1. Would my job title dictate which column I would sit in on the SCoPEd framework?

No. Your job title wouldn’t define the column you would sit in. 

Therapists currently using the titles counsellor and psychotherapist could fit into all three columns of the draft framework. The title you are currently using wouldn’t define which column you would sit in if the framework is agreed and then adopted by BACP. The final decision on column titles will be made by the SCoPEd Oversight Committee (SOC) which includes representation from all six partners, as well as Experts by Experience (EbE). No decisions have been made yet.

2. Does SCoPEd create a new hierarchy or a distinction between counselling and psychotherapy?

SCoPEd doesn’t create a new hierarchy or a distinction between counselling and psychotherapy. The draft SCoPEd framework simply maps what already exists.

The evidence shows some areas of differentiation between counselling and psychotherapy that already exist in terms of entry points, associated competences and practice standards, and in some cases the length and level of training and experience.

When it comes to training and entry points, the mapping shows that psychotherapy trainings are delivered at level 6 and 7, are generally longer and have higher practice requirements, for example number of required client hours, extent of supervision and mental health familiarisation. Counselling courses are delivered across a much wider range of levels, from level 4 to 7. Counselling trainings also have a wider range of training and practice requirements depending on the type and level of the qualification.

3. Does the evidence that informs the draft SCoPEd framework identify an existing distinction between counselling and psychotherapy?

The evidence shows some areas of differentiation between counselling and psychotherapy training in terms of entry points, associated competences and practice standards and, in some cases, the length and level of training and experience.

This is not surprising as some trainings are longer, delivered at higher levels and require more client hours, supervision, levels of reflective practice and associated skills, like research. It would be inaccurate to say all therapists are trained to the same level and standard at any given point.

However, this differentiation is not reflected in how the titles counsellor and psychotherapist are currently used by professional bodies and individual therapists.

We see the framework as a way of describing different groups of therapists who are all highly qualified, ethical and well trained, but not necessarily in the same way. 

4. Does BACP believe there is a distinction between counselling and psychotherapy?

BACP’s position is that there is no single point of differentiation between counselling and psychotherapy when looking across the whole continuum of practice.

However, when it comes to training and entry points, the mapping shows that psychotherapy trainings are delivered at level 6 and 7 and are generally longer and have higher requirements for training and practice hours. In contrast, counselling courses are delivered across a much wider range of levels with a minimum entry point of level 4, and all levels beyond that up to and including level 7. Counselling trainings also have a wider range of training and practice requirements.

These differences cannot be simply described as a difference between counselling and psychotherapy or the titles ‘counsellor’ and ‘psychotherapist’, which we know are used differently by professional bodies and inconsistently across the profession. We are working hard, with our partners, to address this issue. Decisions about titles rest with the SOC which now includes EbEs to represent the client voice.
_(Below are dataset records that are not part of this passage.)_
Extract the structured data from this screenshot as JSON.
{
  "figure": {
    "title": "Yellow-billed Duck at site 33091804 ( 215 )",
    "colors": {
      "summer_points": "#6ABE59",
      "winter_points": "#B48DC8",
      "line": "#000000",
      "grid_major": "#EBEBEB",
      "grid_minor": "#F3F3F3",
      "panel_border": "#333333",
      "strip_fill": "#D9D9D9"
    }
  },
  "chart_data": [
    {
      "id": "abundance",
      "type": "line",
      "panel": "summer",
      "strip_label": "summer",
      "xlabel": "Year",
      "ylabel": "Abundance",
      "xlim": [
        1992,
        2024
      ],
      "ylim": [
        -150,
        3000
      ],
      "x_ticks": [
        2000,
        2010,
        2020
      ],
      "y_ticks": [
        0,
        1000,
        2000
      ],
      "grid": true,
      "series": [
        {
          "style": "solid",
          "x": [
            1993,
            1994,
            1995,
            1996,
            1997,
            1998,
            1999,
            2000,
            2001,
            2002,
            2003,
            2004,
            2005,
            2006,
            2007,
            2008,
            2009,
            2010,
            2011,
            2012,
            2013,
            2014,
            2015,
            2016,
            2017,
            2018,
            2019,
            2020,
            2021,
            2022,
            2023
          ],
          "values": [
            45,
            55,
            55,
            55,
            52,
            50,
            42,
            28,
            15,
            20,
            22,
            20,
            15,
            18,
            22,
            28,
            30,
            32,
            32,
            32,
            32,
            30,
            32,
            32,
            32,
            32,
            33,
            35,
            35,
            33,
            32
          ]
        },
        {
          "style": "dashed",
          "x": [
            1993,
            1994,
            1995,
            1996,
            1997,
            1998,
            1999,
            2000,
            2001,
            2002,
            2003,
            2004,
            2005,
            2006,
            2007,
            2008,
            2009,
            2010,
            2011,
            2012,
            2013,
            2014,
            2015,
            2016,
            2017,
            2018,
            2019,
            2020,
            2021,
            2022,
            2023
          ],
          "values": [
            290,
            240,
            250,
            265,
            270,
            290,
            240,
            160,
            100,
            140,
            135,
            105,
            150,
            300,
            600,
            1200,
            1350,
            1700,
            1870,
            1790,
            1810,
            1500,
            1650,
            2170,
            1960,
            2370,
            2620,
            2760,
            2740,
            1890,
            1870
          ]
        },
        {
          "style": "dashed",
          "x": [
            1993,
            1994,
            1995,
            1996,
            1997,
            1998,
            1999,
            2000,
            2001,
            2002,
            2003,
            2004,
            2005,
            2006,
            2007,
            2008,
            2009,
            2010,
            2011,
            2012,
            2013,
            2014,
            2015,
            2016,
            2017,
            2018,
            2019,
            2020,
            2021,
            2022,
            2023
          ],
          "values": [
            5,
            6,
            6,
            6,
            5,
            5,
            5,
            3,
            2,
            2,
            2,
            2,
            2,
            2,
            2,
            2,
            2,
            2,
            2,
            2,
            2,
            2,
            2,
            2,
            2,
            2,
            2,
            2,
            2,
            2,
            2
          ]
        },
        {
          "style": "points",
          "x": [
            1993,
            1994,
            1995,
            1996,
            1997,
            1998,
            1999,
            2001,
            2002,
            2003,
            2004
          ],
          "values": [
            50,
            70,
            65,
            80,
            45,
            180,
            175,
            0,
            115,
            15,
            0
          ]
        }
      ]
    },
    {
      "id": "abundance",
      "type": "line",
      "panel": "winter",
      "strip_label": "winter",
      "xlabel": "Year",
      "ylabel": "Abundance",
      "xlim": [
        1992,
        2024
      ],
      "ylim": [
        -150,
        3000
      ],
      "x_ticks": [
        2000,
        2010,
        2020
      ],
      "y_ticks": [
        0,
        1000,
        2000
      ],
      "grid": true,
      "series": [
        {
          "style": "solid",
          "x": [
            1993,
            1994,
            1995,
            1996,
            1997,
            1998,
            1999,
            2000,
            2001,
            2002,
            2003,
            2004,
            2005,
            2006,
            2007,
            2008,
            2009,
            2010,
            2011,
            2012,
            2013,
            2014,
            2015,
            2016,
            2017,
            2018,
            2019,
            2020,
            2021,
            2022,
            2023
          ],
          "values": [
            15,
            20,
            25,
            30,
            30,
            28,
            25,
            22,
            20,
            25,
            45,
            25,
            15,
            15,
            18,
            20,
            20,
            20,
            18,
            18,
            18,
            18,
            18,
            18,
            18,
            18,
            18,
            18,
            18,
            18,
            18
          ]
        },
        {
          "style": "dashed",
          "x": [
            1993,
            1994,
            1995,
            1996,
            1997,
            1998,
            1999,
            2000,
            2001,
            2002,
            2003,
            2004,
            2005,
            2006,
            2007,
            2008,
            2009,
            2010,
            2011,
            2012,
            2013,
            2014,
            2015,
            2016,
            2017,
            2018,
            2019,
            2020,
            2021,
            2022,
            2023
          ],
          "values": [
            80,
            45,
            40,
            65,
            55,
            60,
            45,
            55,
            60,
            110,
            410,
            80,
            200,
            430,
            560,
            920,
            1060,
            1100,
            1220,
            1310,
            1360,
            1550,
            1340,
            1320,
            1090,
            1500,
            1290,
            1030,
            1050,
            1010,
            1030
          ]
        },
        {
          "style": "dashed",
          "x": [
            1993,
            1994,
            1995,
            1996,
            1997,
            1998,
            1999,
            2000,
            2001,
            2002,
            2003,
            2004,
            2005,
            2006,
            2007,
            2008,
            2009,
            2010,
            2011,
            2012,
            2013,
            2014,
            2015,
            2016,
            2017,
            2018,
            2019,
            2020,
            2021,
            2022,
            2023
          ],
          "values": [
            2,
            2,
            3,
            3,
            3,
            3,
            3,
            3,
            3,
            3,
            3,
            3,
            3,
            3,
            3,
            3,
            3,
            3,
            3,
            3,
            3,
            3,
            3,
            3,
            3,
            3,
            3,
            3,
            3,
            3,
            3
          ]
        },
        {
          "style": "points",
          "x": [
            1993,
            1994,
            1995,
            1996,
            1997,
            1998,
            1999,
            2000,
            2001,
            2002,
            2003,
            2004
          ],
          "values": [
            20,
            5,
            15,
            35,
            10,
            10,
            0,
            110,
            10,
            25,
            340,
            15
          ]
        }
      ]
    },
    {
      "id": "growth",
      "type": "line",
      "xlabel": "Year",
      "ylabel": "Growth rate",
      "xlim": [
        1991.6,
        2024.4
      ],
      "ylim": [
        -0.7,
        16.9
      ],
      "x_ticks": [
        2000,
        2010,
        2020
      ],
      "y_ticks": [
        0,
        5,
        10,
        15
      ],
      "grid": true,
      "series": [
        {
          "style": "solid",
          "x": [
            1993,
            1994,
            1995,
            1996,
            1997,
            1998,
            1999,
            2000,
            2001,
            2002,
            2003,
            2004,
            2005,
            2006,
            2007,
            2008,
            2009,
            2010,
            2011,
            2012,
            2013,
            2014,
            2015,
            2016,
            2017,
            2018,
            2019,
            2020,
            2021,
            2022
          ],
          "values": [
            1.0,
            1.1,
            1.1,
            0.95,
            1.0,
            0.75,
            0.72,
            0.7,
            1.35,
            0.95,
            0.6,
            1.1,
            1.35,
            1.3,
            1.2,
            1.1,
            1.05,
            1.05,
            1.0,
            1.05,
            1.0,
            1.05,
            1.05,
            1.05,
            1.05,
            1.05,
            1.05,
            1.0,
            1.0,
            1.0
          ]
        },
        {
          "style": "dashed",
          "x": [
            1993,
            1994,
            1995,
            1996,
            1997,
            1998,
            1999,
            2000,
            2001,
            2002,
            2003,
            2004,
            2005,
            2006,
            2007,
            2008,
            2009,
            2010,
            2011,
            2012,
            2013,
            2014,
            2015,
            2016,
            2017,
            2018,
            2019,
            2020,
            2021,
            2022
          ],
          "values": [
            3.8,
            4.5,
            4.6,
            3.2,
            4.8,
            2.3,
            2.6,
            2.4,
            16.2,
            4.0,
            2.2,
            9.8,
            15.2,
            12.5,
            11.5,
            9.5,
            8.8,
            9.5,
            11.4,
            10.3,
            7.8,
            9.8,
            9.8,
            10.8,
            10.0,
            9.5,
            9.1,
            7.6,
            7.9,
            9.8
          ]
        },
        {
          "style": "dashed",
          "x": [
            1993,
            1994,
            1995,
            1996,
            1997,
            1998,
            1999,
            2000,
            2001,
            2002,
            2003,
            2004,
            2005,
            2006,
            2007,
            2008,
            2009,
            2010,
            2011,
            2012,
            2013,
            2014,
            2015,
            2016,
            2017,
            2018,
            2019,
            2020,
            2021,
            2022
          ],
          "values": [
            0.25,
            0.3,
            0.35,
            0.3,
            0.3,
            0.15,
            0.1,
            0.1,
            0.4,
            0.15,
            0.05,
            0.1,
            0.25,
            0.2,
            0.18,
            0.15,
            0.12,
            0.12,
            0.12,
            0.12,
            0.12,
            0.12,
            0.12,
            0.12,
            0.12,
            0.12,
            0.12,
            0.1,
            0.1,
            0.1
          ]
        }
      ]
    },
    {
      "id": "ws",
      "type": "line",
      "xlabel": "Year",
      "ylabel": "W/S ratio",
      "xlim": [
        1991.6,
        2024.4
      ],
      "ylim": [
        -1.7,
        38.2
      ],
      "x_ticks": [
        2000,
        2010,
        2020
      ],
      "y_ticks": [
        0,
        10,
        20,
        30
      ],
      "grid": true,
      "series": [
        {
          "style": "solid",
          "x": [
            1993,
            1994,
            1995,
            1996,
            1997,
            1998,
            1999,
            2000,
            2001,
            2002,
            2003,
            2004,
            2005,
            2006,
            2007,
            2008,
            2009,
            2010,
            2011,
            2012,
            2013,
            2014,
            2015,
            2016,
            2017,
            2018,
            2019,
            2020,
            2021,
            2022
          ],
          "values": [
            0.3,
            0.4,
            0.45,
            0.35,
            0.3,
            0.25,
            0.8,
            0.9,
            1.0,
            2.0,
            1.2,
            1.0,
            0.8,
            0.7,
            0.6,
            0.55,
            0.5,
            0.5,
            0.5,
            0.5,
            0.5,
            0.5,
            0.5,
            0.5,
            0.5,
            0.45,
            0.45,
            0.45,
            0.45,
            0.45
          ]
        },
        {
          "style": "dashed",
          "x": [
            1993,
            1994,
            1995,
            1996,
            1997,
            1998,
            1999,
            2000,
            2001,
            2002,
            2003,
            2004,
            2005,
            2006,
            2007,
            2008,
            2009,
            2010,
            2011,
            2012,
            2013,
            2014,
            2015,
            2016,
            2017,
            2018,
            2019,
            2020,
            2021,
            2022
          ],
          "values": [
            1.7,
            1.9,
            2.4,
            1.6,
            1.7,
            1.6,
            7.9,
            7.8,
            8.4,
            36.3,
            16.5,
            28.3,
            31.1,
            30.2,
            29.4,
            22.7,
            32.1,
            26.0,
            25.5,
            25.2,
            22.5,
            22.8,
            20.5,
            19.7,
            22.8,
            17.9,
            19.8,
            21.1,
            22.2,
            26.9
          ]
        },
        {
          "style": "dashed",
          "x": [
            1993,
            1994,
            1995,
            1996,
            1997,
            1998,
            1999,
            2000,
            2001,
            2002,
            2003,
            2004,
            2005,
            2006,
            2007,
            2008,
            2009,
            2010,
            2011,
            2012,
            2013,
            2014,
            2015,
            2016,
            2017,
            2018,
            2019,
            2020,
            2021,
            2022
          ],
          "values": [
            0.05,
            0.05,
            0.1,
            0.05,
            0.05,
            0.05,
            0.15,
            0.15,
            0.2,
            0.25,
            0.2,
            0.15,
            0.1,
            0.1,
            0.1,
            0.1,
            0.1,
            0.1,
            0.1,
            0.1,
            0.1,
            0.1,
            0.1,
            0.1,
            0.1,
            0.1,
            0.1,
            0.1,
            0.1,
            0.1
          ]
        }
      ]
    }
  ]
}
One of the enabling features of a shared framework is that those who enter the profession at an earlier entry point have a clearer progression pathway based on post qualifying CPD, training and experience if they choose to follow it.

We recognise this is an emotive and delicate issue which speaks to individual identity and concerns about implied hierarchy but, agreeing a shared understanding of different groups of therapists and the titles they use would be of immense benefit to external audiences and those who use our members’ services.

5. Why were the column titles removed from the July 2020 iteration of the framework?

The column titles were removed from the July 2020 iteration of the framework and called column A, column B and column C in order to encourage a focus on the detail of the competences and practice standards within them.

The column titles that were used in the first iteration of the framework should have been more carefully considered, and we recognise that their inclusion caused concern amongst some of our members.

6. What will happen with SCoPEd column titles in the next iteration?

The final column titles will be decided by the SOC, which is managed by an independent Chair and includes the CEOs from all six partners as well as EbEs.

BACP will continue to play an active role, participating in this SOC level discussion and listening to and reflecting on the feedback we receive, with a focus on what is best for all our members and those who use and employ your services.

7. Are all counsellors going to sit in column A and all psychotherapists in column C?

No. It is really important to remember that therapists currently using the titles counsellor and psychotherapist can be represented in all three columns of the draft framework. The title you are currently using wouldn’t define which column you would sit in if the framework is agreed and then adopted by BACP.

8. Would BACP adopt a framework that differentiates between counsellors and psychotherapists?

It would be wrong to speculate and pre-empt a future decision of BACP’s Board. The Board will make a decision about whether to adopt the final framework based on whether it believes adopting the framework is in the best long-term interests of all BACP members and those who use and employ your services.